There may be tourists like me taking photos rather than buying, food tours stopping in their groups, but this is also a vibrant market where the locals shop. And it’s full of top quality, fabulous foods. It’s open every day except Sunday.
I took a stool at a tall bar table just outside on the pavement at the same place I ate last time. I knew I wanted the mixed fried fish again – and really, if you like seafood, you can’t leave Malaga without trying one of its most famous dishes. And the market ensures you enjoy the best fresh fish.
I couldn’t resist ordering a small (tapas size) seafood paella (for just €2) as well as the fried fish (€10) and a small beer.
It was as wonderful as I’d remembered. And great fun to eat at the market in a crowded bar area.
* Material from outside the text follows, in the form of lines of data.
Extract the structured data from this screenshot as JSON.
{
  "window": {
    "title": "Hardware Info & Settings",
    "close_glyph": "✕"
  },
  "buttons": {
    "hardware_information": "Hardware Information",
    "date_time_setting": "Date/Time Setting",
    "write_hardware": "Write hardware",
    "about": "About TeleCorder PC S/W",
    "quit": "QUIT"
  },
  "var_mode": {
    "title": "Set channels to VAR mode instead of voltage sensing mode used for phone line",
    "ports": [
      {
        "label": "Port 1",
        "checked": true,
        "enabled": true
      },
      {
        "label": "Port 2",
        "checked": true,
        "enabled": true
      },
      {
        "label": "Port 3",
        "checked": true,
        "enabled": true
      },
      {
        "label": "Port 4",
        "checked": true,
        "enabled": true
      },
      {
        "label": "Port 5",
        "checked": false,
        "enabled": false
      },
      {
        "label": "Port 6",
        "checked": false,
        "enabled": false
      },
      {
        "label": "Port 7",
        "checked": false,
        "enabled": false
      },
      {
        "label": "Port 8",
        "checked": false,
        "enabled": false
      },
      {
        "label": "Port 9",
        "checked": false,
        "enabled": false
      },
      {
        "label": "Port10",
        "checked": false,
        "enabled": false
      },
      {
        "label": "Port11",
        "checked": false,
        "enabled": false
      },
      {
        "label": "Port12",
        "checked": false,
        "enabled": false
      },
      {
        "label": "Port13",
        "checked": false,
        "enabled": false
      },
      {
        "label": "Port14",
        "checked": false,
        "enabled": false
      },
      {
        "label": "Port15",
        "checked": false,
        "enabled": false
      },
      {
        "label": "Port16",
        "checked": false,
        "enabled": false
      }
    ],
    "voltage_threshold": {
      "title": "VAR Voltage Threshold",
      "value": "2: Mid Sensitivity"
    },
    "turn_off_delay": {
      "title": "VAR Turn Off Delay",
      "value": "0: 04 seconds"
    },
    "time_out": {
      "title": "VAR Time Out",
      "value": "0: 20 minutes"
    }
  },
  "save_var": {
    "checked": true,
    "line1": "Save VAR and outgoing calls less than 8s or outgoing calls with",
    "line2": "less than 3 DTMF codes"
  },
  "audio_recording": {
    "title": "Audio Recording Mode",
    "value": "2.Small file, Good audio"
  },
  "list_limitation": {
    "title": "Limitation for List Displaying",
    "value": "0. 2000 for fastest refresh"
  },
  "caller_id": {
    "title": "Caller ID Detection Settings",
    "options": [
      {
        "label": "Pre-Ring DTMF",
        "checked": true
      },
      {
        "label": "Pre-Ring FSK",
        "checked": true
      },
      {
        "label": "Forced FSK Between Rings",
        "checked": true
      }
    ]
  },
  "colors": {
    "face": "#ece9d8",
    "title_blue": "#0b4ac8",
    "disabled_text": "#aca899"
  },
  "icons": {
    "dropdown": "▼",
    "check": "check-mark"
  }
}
I thought a perfect way to finish my Spanish lunch was with some churros and one of Malaga’s best places to eat them is at Casa Aranda, which has been in business since 1932.
I have to confess I’m not a churros fan and it was more out of interest that I thought I’d try them, especially as Malaga’s best were only about a 5 minute walk from my hotel. I’ve imagined they’d be too sweet for me. Such a novice was I that I didn’t know how to order them. How many should I order? And I didn’t know I had to order the chocolate separately. However, the waiter was helpful and friendly and I was soon sorted out (though the churros were so big I could really have managed with just one rather than two). It cost €2.80.
In the end, I was a big convert. They were wonderful. The ‘doughnut’ so light, slightly crunchy on the outside and soft in the middle; the chocolate rich and delicious and not too sweet at all.
What a full and lovely morning it had been: glorious views and fabulous food. Now it was siesta time so I made my way back to the hotel.